Tengo que salir de aquí, ya no veo nada, joder qué coñazo las lentillas.

Y, además, mira que eres vulgar, hija mía.

Estoy en la puerta del Milton, tengo frío, estoy llorando como una niña, quisiera estar en cualquier otro lugar menos aquí, me pregunto cómo voy a volver a mi casa, miro las estrellas, pero ni siquiera hay. Entonces lloro aún más.

En estos casos, cuando la situación es así de desesperada, lo más inteligente que puedo hacer es… llamar a mi hermana.

Ring rrrrrring rrrrrrriiiiiiiing.

—Diga… (voz pastosa).

—Hola, soy Marianne.

—¿Qué hora es? ¿Dónde estás? (voz molesta).

—Estoy en el Milton, ¿puedes venir a buscarme?

—¿Qué ocurre? ¿Qué te pasa? (voz preocupada).

Repito:

—¿Puedes venir a buscarme?

Señal de faros al fondo del parking.

—Hala, sube —me dice mi hermana.

—¡Pero si has venido con el camisón de la abuela!

—¡Para llegar lo antes posible, por si no te habías dado cuenta!

—¡Has venido al Milton con el camisón transparente de la abuelita! —le digo desternillándome.

—Punto uno, no voy a salir del coche así; punto dos, no es transparente: es semitransparente, ¿no te han enseñado eso en Pramod?

—¿Pero si te quedas sin gasolina? Por no hablar de que seguro que hay antiguos pretendientes tuyos por aquí…

—A ver… ¿dónde? (interesada).

—Mira, ¿ése de ahí no es «sartén Tefal» por casualidad?

—Córrete un poco… ¡Ah, sí! Tienes razón. Qué feo está, Dios mío, está aún más feo que antes. ¿Qué coche tiene ahora?

—Un Opel.

—Ah, ya veo, «The Opel touch», lo pone en el parabrisas de atrás…
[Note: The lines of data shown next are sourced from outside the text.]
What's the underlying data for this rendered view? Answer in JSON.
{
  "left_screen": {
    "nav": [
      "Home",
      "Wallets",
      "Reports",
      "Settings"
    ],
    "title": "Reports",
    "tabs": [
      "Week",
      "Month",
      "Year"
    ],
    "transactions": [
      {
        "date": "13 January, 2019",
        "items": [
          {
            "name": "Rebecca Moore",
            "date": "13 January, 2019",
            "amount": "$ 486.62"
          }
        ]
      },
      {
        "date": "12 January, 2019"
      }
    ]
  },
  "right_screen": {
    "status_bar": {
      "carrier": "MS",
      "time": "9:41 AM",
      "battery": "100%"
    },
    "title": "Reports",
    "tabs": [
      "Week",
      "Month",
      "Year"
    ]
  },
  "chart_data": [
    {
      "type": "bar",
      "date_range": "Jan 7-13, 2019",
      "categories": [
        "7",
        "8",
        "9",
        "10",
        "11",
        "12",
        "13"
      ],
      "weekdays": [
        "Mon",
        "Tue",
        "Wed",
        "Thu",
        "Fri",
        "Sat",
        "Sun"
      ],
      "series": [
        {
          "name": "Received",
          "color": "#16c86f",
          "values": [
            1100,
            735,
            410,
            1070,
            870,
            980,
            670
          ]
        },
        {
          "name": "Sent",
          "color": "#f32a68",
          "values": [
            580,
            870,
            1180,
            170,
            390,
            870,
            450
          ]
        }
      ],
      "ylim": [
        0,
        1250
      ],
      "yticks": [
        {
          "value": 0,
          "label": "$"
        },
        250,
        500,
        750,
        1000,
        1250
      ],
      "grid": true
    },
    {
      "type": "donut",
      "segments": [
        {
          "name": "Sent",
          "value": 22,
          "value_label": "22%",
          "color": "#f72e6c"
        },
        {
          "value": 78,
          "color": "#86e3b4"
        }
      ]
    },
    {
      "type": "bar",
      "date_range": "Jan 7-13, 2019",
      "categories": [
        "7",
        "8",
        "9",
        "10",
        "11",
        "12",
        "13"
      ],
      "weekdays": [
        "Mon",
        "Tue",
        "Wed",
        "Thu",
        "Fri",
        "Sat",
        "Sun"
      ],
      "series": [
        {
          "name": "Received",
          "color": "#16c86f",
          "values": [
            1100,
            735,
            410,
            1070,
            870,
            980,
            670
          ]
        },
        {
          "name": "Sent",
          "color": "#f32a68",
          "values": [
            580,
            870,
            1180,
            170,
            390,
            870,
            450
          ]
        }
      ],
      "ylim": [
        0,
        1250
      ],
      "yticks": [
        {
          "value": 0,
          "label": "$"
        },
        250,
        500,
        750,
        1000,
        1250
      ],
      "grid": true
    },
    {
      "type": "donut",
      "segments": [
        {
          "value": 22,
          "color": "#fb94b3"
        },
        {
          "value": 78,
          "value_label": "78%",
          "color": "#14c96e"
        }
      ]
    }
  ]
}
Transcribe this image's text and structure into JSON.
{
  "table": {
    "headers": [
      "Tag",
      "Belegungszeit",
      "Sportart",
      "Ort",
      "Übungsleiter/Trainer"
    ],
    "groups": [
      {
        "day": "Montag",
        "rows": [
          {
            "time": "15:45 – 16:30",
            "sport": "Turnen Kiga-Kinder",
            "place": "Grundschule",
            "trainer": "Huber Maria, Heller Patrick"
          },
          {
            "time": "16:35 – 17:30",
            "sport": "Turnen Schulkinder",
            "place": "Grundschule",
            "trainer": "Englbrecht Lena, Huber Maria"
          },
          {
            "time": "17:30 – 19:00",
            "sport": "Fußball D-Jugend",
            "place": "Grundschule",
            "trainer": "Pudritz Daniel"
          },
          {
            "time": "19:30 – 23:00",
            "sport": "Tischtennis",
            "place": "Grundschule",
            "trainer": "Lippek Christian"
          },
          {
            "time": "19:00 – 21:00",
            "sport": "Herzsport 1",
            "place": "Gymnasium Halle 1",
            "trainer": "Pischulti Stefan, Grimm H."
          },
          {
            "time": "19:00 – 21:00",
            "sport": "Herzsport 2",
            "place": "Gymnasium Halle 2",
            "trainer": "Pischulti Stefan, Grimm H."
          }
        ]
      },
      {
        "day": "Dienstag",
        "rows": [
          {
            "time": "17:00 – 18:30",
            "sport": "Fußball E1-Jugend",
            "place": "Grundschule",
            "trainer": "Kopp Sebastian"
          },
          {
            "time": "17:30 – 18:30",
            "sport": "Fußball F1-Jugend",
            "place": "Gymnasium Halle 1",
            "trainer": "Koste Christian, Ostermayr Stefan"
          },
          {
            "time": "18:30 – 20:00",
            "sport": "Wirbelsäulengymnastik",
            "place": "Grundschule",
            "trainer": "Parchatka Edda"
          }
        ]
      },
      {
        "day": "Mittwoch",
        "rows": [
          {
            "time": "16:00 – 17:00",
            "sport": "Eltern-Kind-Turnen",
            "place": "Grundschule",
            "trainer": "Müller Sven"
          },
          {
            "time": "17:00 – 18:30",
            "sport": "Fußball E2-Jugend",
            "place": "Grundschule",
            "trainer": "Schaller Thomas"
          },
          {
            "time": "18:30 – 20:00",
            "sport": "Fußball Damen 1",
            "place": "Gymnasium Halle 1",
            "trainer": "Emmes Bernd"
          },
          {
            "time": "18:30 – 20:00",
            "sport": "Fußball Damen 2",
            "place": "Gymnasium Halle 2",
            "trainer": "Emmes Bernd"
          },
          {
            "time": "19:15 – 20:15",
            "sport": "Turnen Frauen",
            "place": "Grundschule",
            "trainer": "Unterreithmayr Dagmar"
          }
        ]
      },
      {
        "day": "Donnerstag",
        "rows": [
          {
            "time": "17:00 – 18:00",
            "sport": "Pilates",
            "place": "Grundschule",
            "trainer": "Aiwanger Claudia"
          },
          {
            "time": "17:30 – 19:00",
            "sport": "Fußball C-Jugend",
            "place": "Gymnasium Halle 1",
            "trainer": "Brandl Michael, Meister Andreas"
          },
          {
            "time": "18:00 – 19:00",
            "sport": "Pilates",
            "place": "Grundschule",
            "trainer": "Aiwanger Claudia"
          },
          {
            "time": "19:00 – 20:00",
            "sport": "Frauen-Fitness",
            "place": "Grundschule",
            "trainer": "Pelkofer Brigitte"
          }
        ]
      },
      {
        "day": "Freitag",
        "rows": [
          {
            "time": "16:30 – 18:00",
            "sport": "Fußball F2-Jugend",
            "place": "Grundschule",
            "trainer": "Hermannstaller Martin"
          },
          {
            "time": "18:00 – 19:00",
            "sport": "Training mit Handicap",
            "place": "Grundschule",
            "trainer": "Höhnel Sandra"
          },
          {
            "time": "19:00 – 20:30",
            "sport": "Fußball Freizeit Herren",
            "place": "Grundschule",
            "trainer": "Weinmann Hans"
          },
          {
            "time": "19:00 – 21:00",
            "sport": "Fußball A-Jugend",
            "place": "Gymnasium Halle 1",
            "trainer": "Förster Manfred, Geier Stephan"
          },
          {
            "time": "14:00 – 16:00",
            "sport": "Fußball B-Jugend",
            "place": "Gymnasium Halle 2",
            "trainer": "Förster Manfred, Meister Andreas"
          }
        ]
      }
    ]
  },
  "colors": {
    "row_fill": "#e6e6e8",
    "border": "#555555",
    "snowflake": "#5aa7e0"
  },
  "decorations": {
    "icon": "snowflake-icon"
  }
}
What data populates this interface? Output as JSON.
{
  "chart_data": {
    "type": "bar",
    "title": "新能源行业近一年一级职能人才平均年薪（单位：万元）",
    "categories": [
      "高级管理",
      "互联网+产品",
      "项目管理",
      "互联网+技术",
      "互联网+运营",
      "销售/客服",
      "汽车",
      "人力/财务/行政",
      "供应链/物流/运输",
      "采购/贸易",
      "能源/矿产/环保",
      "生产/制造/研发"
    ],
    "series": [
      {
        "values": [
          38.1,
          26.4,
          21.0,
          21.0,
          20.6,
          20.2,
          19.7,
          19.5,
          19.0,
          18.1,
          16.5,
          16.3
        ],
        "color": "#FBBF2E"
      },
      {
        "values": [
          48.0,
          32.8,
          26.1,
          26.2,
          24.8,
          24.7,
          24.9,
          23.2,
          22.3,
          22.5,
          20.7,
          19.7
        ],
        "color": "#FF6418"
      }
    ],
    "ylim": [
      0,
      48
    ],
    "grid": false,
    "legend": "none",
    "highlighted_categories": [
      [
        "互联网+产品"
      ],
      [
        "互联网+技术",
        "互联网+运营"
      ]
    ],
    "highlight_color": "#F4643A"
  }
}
Me mira y nos reímos como enanas. Estamos juntas y nos reímos en honor de:

1) los viejos tiempos.

2) «sartén Tefal» (porque, sobre todo, no quería engancharse).

3) su Opel retocado.

4) su volante forrado de borreguito.

5) su chupa de cuero de cremalleras que sólo se pone los fines de semana y la raya impecable de su Levi’s 501 que su mamá consigue apretando la plancha muy fuerte.

Qué bien sienta.

Mi hermana, con su coche pijo, hace crujir los frenos en el aparcamiento del Milton, la gente se vuelve a mirarnos, y ella me dice: «Jojo me va a regañar porque haciendo esto se estropean…»

Se ríe.

Me quito las lentillas y echo el asiento para atrás.

Entramos de puntillas porque Jojo y los niños duermen.

Mi hermana me sirve un gin-tonic sin tónica y me dice:

—¿Qué es lo que no marcha?

Entonces yo se lo cuento. Pero sin estar muy convencida porque mi hermana, como psicóloga, es un desastre.

Le digo que mi corazón es como una gran bolsa vacía, una bolsa sólida, en la que se podría meter todo un bazar y, sin embargo, no hay nada dentro.

Digo una bolsa, no estoy hablando de esas bolsitas birriosas de supermercado que se rompen cada dos por tres, no. Mi bolsa…, o sea, como me la imagino yo… se parecería más bien a esos grandes chismes cuadrados, de rayas blancas y azules que las gruesas Mamas negras llevan sobre la cabeza en el barrio africano de Barbes…

—Joder… pues sí que estamos apañadas —me dice mi hermana sirviéndome otra copa.